About 50 miles off the coast of the Gulf of Mexico lies a little town called Beaumont, Texas. Being from Beaumont, I’ve always been proud of my East Texas roots, even when we’ve lacked environmental values. Our biggest claim to fame is oil. Oil is such a large part of Beaumont’s history, from the time we start school to the time we graduate, we learn about the Lucas Geyser that burst in early 1901 making Beaumont a booming oil town. Almost all pipelines lead to Southeast Texas. Half of the ten largest refineries in the United States are in Beaumont and the surrounding areas, so calling Beaumont oil country is not an understatement. Throughout my school years, many of classmates aspired to get a job in this industry, knowing they could make good money working at a refinery.  Until I was about 7 I didn’t realize you could have any other job than that in the oil industry. Beaumont isn’t the only place oil comes from. Oil can be found throughout the U.S . That’s where pipelines come in.

Enbridge is one of the North America’s largest pipeline constructors. Starting in Canada and making their way south, many of their pipelines go through Illinois, our home. There’s no question that pipelines lead to excessive environmental destruction; extreme cases and countless others go unnoticed by the public.
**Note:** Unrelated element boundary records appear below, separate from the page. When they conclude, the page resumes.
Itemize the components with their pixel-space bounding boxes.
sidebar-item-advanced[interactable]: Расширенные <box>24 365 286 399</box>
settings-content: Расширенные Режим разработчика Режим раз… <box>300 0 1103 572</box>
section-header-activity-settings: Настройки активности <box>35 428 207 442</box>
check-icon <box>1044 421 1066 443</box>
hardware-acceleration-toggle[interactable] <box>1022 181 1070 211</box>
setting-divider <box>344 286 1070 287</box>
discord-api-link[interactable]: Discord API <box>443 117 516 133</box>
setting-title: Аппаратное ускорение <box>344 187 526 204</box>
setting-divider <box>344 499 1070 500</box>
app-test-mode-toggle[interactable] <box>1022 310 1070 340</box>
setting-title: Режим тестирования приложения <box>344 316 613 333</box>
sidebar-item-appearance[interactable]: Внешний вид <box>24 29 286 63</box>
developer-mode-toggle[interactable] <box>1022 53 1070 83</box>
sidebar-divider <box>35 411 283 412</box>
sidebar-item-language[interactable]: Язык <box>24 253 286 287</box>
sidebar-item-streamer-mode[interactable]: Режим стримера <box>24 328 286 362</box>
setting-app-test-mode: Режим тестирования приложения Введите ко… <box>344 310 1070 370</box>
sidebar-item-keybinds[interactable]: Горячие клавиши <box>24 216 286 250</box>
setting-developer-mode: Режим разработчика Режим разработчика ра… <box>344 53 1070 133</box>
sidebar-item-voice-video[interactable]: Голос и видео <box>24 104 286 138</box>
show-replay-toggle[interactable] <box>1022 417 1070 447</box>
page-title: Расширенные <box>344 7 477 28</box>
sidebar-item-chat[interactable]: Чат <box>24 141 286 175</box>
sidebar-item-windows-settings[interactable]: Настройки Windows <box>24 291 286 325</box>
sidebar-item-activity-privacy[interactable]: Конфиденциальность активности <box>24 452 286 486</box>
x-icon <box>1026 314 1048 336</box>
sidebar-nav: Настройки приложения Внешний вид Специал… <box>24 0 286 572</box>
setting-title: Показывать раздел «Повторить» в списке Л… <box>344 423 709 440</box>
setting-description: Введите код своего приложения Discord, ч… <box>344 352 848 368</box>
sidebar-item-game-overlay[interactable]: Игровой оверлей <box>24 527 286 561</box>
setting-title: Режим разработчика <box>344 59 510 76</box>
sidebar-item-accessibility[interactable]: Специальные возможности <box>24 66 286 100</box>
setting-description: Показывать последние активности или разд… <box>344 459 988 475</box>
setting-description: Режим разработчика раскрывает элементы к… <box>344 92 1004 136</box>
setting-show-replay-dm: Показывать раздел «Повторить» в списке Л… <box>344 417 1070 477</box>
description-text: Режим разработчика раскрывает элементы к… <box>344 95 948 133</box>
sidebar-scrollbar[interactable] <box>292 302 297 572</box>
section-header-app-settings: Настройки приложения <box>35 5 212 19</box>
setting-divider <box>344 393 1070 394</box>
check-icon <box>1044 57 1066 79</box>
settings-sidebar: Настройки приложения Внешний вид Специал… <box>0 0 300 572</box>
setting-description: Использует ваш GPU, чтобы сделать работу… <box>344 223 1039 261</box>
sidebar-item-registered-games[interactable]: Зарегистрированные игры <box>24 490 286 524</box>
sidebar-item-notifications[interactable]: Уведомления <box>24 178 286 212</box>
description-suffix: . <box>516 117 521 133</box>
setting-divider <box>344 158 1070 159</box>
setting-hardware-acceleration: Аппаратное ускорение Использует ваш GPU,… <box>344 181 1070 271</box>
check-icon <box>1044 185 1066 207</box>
What causes oil spills? There’s no one answer to that question. Aged pipelines, faulty equipment, human error to name a few reasons. Many oil spills are caused by oil pipelines being used past the lifespan of the materials. Internal and external corrosion of weak points in pipelines is also a big contributor to spills. It may not always be the people working on the pipelines or the equipment that cause the leaks; there have been cases of farm equipment puncturing pipelines which results in spills.
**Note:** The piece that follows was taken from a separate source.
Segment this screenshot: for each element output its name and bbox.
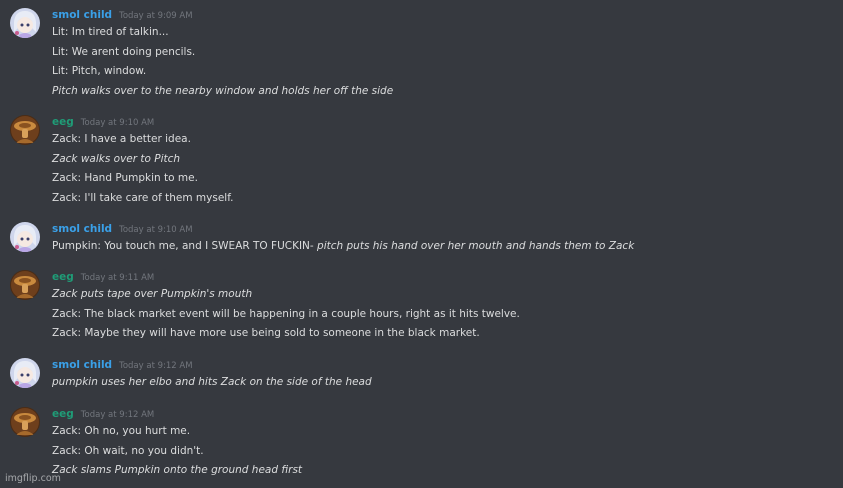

Enbridge is no stranger to oil spills. In 2010, an Enbridge pipeline spilled nearly 843,000 gallons of oil near Marshall, Michigan, which went from Talmadge Creek to the Kalamazoo River. The Kalamazoo River is a tributary of Lake Michigan; the Lake being avoided by a mere 80 river miles. Years after the spill, Enbridge was still cleaning up Talmadge Creek and the Kalamazoo River. Oil spills cause environmental damage for years and years after the initial spill. The Bakken Pipeline System is one of Enbridge’s proposed pipelines through Illinois. This is a two part pipeline combining the Dakota Access Pipeline (DAPL) and the Energy Transfer Crude Oil Pipeline (ETCOP). DAPL has sparked controversy for its proposed route that goes through sacred burial grounds of the Standing Rock Sioux Tribe in North Dakota. This controversy in North Dakota seems to have eclipsed the termination point of the pipeline, Patoka, Illinois. DAPL will connect to ETCOP in Patoka and travel south to Texas. Both parts of the pipeline will transport around 470,000 barrels of crude oil each day. The Southern Access Extension Pipeline begins near Pontiac, Illinois terminating again in Patoka transporting nearly 300,000 barrels per day. While these pipelines will transport hundreds of thousands of barrels of oil each day, the social and environmental damages are too great to risk.